1. Take a deep breath. Then thank the ocean and the trees.
70% of the Earth’s surface is ocean. It is responsible for producing more than half of the oxygen we breathe – not to mention providing the main source of protein for 1 billion people on the planet. Along with the oceans, forests are also a major provider of the oxygen we breathe.
2. The rosy periwinkle helps fight cancer.
This colorful flower, native to Madagascar, is used in drugs for cancer treatment and has helped increase the survival rate of childhood leukemia. More than half of all commercial medicines have come from compounds and innovative discoveries in Earth’s biodiversity. There is no telling what other disease fighting medicines might be found our planet’s in rainforests and oceans.
3. Sharks help keep seafood on your plate.
Sharks come in all shapes and sizes, but their main role in the ocean is serving as apex predators. They keep fish populations in check and help maintain a balanced food web, which in turn can provide sustainable fisheries when they are managed responsibly. Scientific study of their genetics might also hold the key to medical advancement in the treatment of numerous medical conditions.
4. Monkey poop helps maintain healthy forests.
Our primate cousins eat a lot of fruit in their tropical forest homes. But when they do so, they also ingest seeds. When they relieve themselves throughout the forest they typically disperse these seeds further from their source and help new colonies of trees develop to ensure forests continue to grow.
5. Forests are a natural Brita filter.
Forests are a tremendous source of fresh water for people around the world. The Guiana Shield, a tropical forest spanning six countries in South America provides as much as 10-15% of the world’s fresh water. The Desierto de los Leones National Park in Mexico provides water for 23 billion people in three cities, including Mexico City, and this free service has an estimated value of US $ 30 billion. Cities make up about 2% of the Earth’s surface, yet they use 75% of the planet’s natural resources.
6. Fresh water improves human health.
Everybody needs to drink fresh water. But access to fresh water for sanitation can decrease the spread of disease and also provides a source of food. Healthy freshwater ecosystems also provide flood control.
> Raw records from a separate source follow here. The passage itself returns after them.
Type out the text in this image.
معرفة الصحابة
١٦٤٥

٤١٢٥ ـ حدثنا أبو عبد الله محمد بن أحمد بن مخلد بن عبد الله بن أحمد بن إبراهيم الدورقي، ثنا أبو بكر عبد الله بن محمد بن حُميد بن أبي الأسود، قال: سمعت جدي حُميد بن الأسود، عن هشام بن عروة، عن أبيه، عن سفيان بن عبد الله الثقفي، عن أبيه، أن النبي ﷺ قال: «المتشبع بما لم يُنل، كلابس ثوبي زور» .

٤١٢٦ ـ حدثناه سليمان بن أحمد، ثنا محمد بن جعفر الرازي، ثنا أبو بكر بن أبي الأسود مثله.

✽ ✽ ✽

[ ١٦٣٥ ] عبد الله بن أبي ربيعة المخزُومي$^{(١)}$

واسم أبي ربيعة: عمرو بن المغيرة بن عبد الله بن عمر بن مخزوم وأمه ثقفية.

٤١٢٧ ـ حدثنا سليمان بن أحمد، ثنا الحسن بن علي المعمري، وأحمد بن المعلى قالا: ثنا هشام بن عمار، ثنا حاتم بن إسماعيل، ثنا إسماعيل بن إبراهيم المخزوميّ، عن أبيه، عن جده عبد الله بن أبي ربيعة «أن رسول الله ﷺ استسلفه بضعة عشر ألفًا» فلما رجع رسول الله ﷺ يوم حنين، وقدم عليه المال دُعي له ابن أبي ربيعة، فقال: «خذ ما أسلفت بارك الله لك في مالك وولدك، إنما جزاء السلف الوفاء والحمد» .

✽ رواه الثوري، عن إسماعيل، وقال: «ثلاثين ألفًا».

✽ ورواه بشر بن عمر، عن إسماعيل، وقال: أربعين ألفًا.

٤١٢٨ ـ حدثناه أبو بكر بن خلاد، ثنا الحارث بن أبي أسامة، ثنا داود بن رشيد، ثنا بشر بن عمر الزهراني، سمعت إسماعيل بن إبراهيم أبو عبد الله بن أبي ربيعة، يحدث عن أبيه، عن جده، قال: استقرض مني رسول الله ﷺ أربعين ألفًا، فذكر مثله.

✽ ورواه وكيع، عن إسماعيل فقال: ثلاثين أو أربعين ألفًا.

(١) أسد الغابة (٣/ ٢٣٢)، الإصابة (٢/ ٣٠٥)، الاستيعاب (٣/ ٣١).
7. Plants help combat climate change.
Forests, mangroves and seagrasses are just a few of the ways our planet can deal with the rising levels of carbon in our atmosphere. They can buffer impacts of emissions by storing carbon in their trunks and root systems. A typical forest can store up to 30,000 metric tons of carbon per square kilometer and seagrasses can store over 80,000 metric tons per square kilometer. This also means that when we destroy these habitats all that carbon goes into the atmosphere.
8. Mangroves help protect us from major storm events.
The best defense we have from the dangers posed by natural disasters are the barriers that nature provides. Mangrove forests, as well as coral reefs and other natural barriers can soften the blow from storms and major weather events. Scientists estimate that we have lost about 50% of mangrove habitats over the last 50 years.
9. Species are worth millions of dollars… alive.
Elephants, lions and sharks are just a few iconic species that drive ecotourism around the world. Recent studies have found that species such as these can generate millions of tourism dollars. This year the government of Indonesia took steps to protect one of its greatest ecotourism assets, the manta ray. The government banned manta fishing throughout its entire exclusive economic zone, an area nearly twice the size of India, because a living manta ray is worth US $1 million over its lifetime.
10. Bees keep our crops buzzing.
Bees are terrific pollinators. They, along with other insects as well as birds and some mammals are estimated to be responsible for pollinating over 75% of our leading global food crops. From fruit to coffee to cocoa, pollinators are doing us a great service free of charge.
11. Nature drives the global economy.
One way or another, we depend on nature for food. With a population of over 7 billion people and growing, we will have to find a way to double our food output by the middle of this century. With one in three jobs on the planet based in agriculture, nature is also a major driver of the global economy, providing livelihoods for people around the world.